If a matrix is positive-semidefinite, is Hermitian, and has a trace of 1, is it idempotent?

Question

I have a matrix $A^{n\times n}$ that is positive semi-def. and Hermitian. Also, $Tr(A) = 1$.

I want to show that $A$ is idempotent. Are these properties enough? If so, how would one show this? If not, what else might I need?

Thanks!

Answer 1

WLOG, let $A$ be diagonal (since trace remains invariant under conjugation and all Hermitian matrices are diagonalizable). Then, by positive semi-definiteness, we know that all of the diagonal elements (eigenvalues) are non-negative. The only way a matrix can be idempotent, however, is if all of its eigenvalues are either $0$ or $1$.

So, in order for $A$ to be idempotent, you will also require that $A$ have one eigenvalue equal to $1$ and the rest $0$. In this case, as stated by Tales Rick Perche, $A$ must be a projector.

Answer 2

In physics a positive semi definite operator with trace $1$ is regarded as a density operator. The results we have for that is that it is idempotent if and only if it is a projector.

This can be shown as follows. Given that $A$ is Hermitian, it has a spectral decomposition

$$A = \sum_{k=1}^n \lambda_k \Pi_k,$$

where $\lambda_k$ are real eigenvalues and the $\Pi_k$ are orthogonal projectors into the eigenspaces of $A$ that add up to the identity, that is, $\Pi_k\Pi_j = \delta_{jk}\Pi_{k}$ and $\sum_{k=1}^n\Pi_k = \mathbb{I}$.

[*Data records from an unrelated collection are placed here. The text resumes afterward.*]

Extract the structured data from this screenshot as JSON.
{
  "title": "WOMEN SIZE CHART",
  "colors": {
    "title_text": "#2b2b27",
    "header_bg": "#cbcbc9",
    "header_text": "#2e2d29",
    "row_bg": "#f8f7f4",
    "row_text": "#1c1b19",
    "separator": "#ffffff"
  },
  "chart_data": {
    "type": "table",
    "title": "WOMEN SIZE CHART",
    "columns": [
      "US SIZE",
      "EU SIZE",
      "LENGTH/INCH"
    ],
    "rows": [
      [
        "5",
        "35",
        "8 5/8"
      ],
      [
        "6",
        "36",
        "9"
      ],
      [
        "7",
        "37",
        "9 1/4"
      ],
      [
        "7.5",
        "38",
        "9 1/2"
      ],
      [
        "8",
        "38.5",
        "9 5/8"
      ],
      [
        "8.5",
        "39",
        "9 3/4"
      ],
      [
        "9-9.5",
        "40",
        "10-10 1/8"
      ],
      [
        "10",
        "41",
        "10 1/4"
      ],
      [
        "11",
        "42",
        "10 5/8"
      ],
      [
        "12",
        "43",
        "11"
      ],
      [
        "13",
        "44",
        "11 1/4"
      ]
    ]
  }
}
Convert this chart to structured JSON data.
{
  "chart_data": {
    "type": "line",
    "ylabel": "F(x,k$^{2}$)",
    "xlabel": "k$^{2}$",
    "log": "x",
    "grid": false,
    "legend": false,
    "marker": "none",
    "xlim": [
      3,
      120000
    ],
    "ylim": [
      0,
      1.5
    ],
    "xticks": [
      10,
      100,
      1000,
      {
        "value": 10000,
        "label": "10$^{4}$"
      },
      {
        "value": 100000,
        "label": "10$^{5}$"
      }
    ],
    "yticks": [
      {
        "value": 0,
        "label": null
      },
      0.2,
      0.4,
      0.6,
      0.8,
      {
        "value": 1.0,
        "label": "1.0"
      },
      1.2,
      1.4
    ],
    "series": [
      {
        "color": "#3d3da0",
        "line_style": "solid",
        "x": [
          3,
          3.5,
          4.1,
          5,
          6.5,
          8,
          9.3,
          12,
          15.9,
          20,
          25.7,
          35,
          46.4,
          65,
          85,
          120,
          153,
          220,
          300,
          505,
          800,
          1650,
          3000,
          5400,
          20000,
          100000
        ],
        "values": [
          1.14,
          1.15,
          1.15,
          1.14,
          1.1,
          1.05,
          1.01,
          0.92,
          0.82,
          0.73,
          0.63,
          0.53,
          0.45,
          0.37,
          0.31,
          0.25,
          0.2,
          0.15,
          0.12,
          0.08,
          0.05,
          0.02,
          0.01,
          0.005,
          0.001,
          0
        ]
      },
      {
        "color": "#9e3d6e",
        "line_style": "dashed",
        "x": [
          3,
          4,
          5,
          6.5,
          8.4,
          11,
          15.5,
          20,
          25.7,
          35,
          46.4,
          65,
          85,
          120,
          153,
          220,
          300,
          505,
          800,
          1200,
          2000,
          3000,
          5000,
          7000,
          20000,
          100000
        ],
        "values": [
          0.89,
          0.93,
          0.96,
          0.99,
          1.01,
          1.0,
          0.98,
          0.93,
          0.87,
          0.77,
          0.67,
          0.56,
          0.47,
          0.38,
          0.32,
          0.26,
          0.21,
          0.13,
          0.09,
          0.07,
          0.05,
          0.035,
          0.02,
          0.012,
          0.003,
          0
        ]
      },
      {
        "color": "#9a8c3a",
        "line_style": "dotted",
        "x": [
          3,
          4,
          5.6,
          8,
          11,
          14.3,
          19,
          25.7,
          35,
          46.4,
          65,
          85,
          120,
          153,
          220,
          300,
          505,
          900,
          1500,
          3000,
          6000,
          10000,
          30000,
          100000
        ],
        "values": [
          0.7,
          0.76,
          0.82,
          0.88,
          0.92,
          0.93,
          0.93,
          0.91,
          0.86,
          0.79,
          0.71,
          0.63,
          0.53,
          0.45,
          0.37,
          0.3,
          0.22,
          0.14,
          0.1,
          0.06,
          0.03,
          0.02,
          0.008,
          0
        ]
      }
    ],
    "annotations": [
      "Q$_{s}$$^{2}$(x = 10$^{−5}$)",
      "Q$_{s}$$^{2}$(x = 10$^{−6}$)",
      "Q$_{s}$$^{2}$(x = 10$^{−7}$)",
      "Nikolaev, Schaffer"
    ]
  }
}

Explicitly calculating $A^2$ yields

$$A^2 = \left(\sum_{k=1}^n \lambda_k \Pi_k\right)\left(\sum_{j=1}^n \lambda_j \Pi_j\right) = \sum_{k=1}^n\sum_{j=1}^n \lambda_k \lambda_j \delta_{jk}\Pi_{jk} = \sum_{k=1}^n \lambda_k^2 \Pi_k.$$

It is not hard to see that we can apply this argument inductively to get

$$A^N = \sum_{k=1}^n \lambda_k^N \Pi_k.$$

We then have that $A$ is idempotent if and only if there exists an $N\in\mathbb{N}$ so that $A^N =A$. This is equivalent to

$$0 = A^N -A = \sum_{k=1}^n (\lambda_k^N-\lambda) \Pi_k\Leftrightarrow \lambda_k^N - \lambda_k = 0.$$

Using the fact that the $\lambda_k$s are real and that the trace can be written as the sum of the eigenvalues (that is $\sum_{k=1}^n\lambda_k = 1$), you can see that the equation above is solved if and only if one of them is $1$ and the other ones are zero. This means that $A$ being idempotent happens if and only if there is a $k_0$ such that

$$A = \Pi_{k_0}$$

for the $k_0$ corresponding to the only non vanishing eigenvalue, $\lambda_{k_0}$. Therefore if $A$ is Hermitian semi positive definite and has trace one, we get that $A$ is idempotent if and only if $A$ is a projector.